荷馬車の中には、小さな男の子が閉じ込められている。


橋は不安定で、大人が渡れば崩れる。


ベスは迷わず剣を外した。


「ユナ!」


「分かってる。」


二人は言葉を交わさない。


ベスは獣爪を岩へ食い込ませ、崖を降りる。


ユナは橋の縄を刀で固定し、必死に支える。


ギシ……。


縄が悲鳴を上げる。


「急いで!」


ユナの額から汗が流れる。


ベスは荷馬車へ飛び移る。


「大丈夫。」


震える少年へ微笑む。


「一緒に帰ろう。」


少年を抱きかかえた瞬間。


バチンッ!!


縄が切れた。


橋が崩れる。


「ベス!」


ユナの叫び。


ベスは少年を抱いたまま宙へ投げる。


商人たちが受け止める。


その代わり、ベス自身は谷底へ落ちていく。


「ベス!!」


ユナは崖へ駆け寄る。


だが、その時。


ガンッ!!


左の獣爪が岩へ突き刺さった。


片腕だけで宙づりになる。


「くっ……!」


腕が軋む。


落ちる。


そう思った瞬間。


細い手が伸びた。


「掴んで!」


ユナだった。


ベスは手を伸ばす。


二人の指先が触れる。


しっかりと握る。


商人たちも駆け寄り、力を合わせる。


「せーの!」


全員で引き上げる。


ベスは地面へ転がり、大きく息を吐いた。


しばらく誰も言葉を発せなかった。


そして次の瞬間。


少年が泣きながらベスへ抱きついた。


「ありがとう……!」


その一言で、張りつめていた空気がほどけた。




夕方。


橋の修復を終えた商隊は、何度も礼を言って旅立っていく。


一人の老人がベスへ近づいた。


「若者。」


「これを持っていきなさい。」


差し出されたのは、小さな方位磁針だった。


真鍮でできた古い品。


「昔、息子が使っていた。」


「帰ってこなかった。」


老人は少しだけ寂しそうに笑う。


「だから今度は、お前さんが帰ってこい。」


ベスは静かに受け取る。


「……必ず。」




夜。


焚き火の前で、ユナがぽつりと言う。


「今日。」


「なんで自分が落ちたの?」


ベスは少し考えて笑う。


「考える暇がなかった。」


「体が勝手に動いた。」


ユナは呆れたようにため息をつく。


「そういうところ。」


「本当に困る。
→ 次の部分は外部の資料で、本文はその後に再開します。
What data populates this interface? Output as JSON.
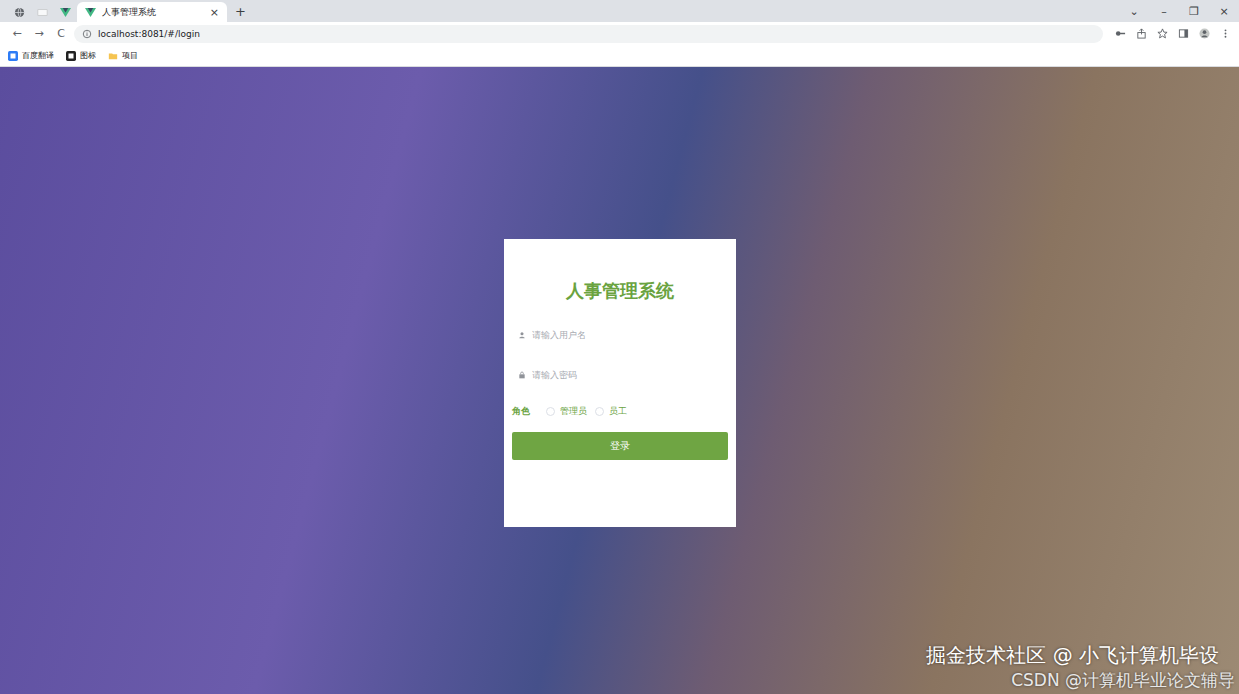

」


そう言いながら、そっとベスの左腕に新しい包帯を巻き直す。


その手つきは、とても優しかった。




空には満天の星。


ベスは老人にもらった方位磁針を手のひらに乗せる。


針は東を指していた。


「帰る場所がある。」


その言葉に、自分自身が少し驚く。


三か月前の自分なら、「復讐する場所」と言っていたはずだ。


今は違う。


灰鷹のみんな。


ガルド。


そして、この旅で出会った人たち。


帰りたいと思える場所が、少しずつ増えていた。


風が吹く。


胸元の風鈴が、小さく鳴った。


チリン――。
























その音は、旅の終わりが近いことを静かに知らせていた。